So you have a nice piece of fish and wish to fry it up in a pan, or you have a whole chicken and wish to roast it in the oven. You’ll need some fat to keep it from sticking, or want to impart a nice crispiness to the poultry skin. You have butter, extra virgin olive oil, corn oil, canola, Crisco, lard, the list is seemingly endless.

Very often, people consider one oil or fat is as good as another. You figure that taste is a good enough reason to select one, and often you’d be right. But cooking with oils requires a bit more considerations when it comes to heat and duration and the outcome of your dish.

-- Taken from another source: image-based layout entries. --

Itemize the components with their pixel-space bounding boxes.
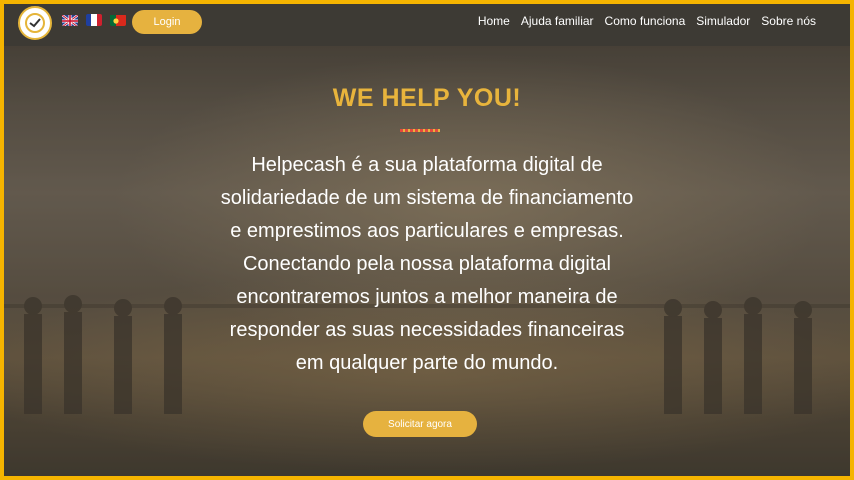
login-button[interactable]: Login: [132, 10, 202, 34]
hero-line: responder as suas necessidades financeir…: [229, 319, 625, 341]
nav-como-funciona[interactable]: Como funciona: [605, 14, 686, 28]
hero-description: Helpecash é a sua plataforma digital de …: [167, 149, 687, 380]
logo-icon: [25, 13, 45, 33]
hero-line: Conectando pela nossa plataforma digital: [242, 253, 612, 275]
nav-ajuda-familiar[interactable]: Ajuda familiar: [521, 14, 594, 28]
portugal-flag-icon[interactable]: [110, 14, 126, 26]
hero-line: Helpecash é a sua plataforma digital de: [251, 154, 603, 176]
main-nav: Home Ajuda familiar Como funciona Simula…: [478, 14, 816, 28]
hero-title: WE HELP YOU!: [332, 84, 522, 112]
nav-sobre-nos[interactable]: Sobre nós: [761, 14, 816, 28]
title-underline: [400, 129, 440, 132]
hero-line: solidariedade de um sistema de financiam…: [220, 187, 634, 209]
nav-simulador[interactable]: Simulador: [696, 14, 750, 28]
nav-home[interactable]: Home: [478, 14, 510, 28]
hero-line: e emprestimos aos particulares e empresa…: [230, 220, 624, 242]
solicitar-agora-button[interactable]: Solicitar agora: [363, 411, 477, 437]
hero-line: encontraremos juntos a melhor maneira de: [236, 286, 618, 308]
uk-flag-icon[interactable]: [62, 14, 78, 26]
language-selector: [62, 14, 126, 26]
hero-line: em qualquer parte do mundo.: [295, 352, 559, 374]
helpecash-logo[interactable]: [18, 6, 52, 40]
france-flag-icon[interactable]: [86, 14, 102, 26]
top-navbar: Login Home Ajuda familiar Como funciona …: [4, 4, 850, 46]
page-frame: Login Home Ajuda familiar Como funciona …: [4, 4, 850, 476]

Most oils have what’s called a smoke point, which is a temperature threshold where the lipids begin to break down and oxidize and the fats lose nutritional value. This will leave a burnt smell and blackened appearance to the food it’s applied to if that temperature is exceeded.

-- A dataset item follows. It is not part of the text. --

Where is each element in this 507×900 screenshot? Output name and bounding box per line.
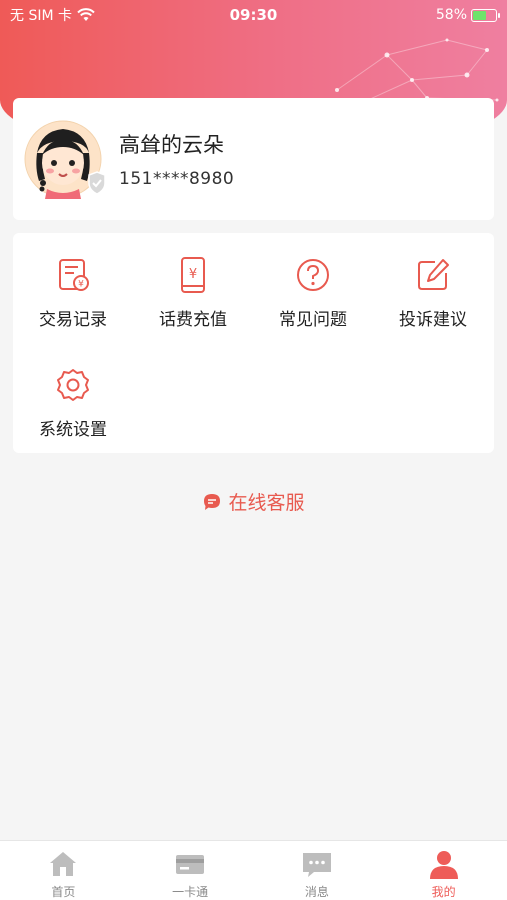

I would love to have butter or a good tasting olive oil that would survive a 500° F quick roast to add a finish to some poultry, but the fact is, butter will burn at barely above 300° and unrefined olive oil is only slightly higher at 320° F.
Deep frying is also a consideration as fragrant, light oils are also significantly more expensive, so even those flavorful oils will be quite expensive to use at a few quarts at a time.
The following chart has the smoke points of many common fats:
| Fat/Oil | In Degrees Fahrenheit |
| Avocado | 520 |
| Peanut (Refined) | 450 |
| Safflower | 450 |
| Sunflower | 440 |
| Vegetable (Refined) | 428 |
| “Cooking” Olive Oil | 410 |
| Sesame Oil (Refined) | 410 |
| Rapeseed / Canola | 410 |
| Lard | 374 |
| Corn Oil | 352 |
| Coconut oil | 350 |
| Peanut Oil (Refined) | 320 |
| Extra Virgin Olive Oil | 320 |
| Butter | 302 |
If you’re going after a short saute for a piece of fish (which often has a lower need for high temperatures), you can use a cooking olive oil that has had a refinement to remove the proteins that break down. This removes much of the aromatics of the oil, but you can get away with it if you’re gentle. That turkey would be great with butter, but as it has one of the lowest breakdown temperatures in the selection, you’re better off selecting corn, safflower, or peanut, so the browning is of the skin and not the oil conducting heat.
Lard has been seeing a resurgence in use lately, for reasons which escape me, but as most deep frying that is done with it is at 325-350° F, it’s acceptable if a frying thermometer is used and monitored continuously. And that extra virgin olive oil? Save it for the salad dressings and sauces.